The general layering rule is thinnest to thickest. Apply the most watery serum first, followed by slightly richer formulas, followed by moisturizer. If you are using two serums, apply the one targeting your primary concern first.
Do You Need More Than One Serum?
Not at first. The most common mistake is using three or four actives simultaneously before establishing what your skin responds to. If you’re new to serums, choose one (the one that addresses your primary concern) and use it consistently for eight weeks before adding anything else. This gives your skin time to adapt and gives you clear feedback on what is working.
Once your routine is established, a two-serum approach is the practical maximum for most people: one morning serum (typically antioxidant-focused, such as vitamin C) and one evening serum (typically active-focused: bakuchiol, peptides, or kojic acid). This covers the two major windows of skin function (daytime protection and nighttime repair) without overcrowding the routine.
A Serum by Concern
For anti-aging and fine lines, use GLOW (Bakuchiol Serum) morning and evening. For firmness and collagen, use REVIVE (Peptide Serum) in the evening. For dullness and uneven tone, use AURA (Vitamin C Serum) in the morning. For barrier damage and reactivity, use SHIELD (Prebiotic Serum) in the morning. For puffiness and the eye area, use LIFT (Caffeine Booster) in the morning. For eye area aging, use FOCUS (Eye Serum) morning and evening.

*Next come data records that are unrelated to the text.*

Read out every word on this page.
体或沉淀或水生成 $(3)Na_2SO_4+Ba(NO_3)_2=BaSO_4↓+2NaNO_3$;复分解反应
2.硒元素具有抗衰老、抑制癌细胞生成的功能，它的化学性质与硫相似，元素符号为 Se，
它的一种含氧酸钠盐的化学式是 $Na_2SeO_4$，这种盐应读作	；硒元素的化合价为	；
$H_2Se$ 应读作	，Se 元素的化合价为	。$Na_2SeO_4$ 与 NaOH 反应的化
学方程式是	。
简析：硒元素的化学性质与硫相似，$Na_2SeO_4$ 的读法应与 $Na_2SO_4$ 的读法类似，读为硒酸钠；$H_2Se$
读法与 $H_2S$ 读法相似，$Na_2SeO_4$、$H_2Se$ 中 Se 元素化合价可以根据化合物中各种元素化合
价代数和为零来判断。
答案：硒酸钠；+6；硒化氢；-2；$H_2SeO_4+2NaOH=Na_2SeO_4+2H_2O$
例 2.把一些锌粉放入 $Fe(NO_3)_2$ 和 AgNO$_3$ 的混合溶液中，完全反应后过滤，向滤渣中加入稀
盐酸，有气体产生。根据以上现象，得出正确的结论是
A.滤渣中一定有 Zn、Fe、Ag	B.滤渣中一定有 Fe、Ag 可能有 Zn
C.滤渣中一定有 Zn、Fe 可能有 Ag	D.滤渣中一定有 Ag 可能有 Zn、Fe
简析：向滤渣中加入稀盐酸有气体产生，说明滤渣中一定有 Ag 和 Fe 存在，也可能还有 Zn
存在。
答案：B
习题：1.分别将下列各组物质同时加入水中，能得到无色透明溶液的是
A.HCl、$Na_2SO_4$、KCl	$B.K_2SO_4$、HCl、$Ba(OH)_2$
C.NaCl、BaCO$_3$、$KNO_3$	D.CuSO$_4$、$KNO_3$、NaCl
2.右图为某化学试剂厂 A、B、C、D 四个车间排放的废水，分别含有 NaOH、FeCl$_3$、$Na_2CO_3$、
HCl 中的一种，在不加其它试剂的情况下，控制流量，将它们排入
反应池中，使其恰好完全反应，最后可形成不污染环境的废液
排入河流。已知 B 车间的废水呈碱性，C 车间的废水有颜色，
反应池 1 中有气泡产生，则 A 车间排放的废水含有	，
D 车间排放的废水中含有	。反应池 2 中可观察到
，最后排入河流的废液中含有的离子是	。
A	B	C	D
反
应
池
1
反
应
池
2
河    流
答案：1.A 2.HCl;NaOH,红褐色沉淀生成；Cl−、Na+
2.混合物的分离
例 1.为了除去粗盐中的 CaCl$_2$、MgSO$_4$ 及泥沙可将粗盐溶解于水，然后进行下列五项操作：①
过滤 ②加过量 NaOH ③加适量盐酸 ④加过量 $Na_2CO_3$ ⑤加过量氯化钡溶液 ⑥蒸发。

For the complete serum range, visit the ARNEUX skin care collection. For guidance on how to build a full routine around your chosen serum, the ARNEUX Routines page sequences every step by skin type and concern.
The Simplest Way to Choose
Answer one question: what is the single thing you most want to change about your skin right now? The answer maps directly to an active ingredient, and the active ingredient maps directly to a serum. Start there. Use it every day. Evaluate after eight weeks. Everything else is secondary.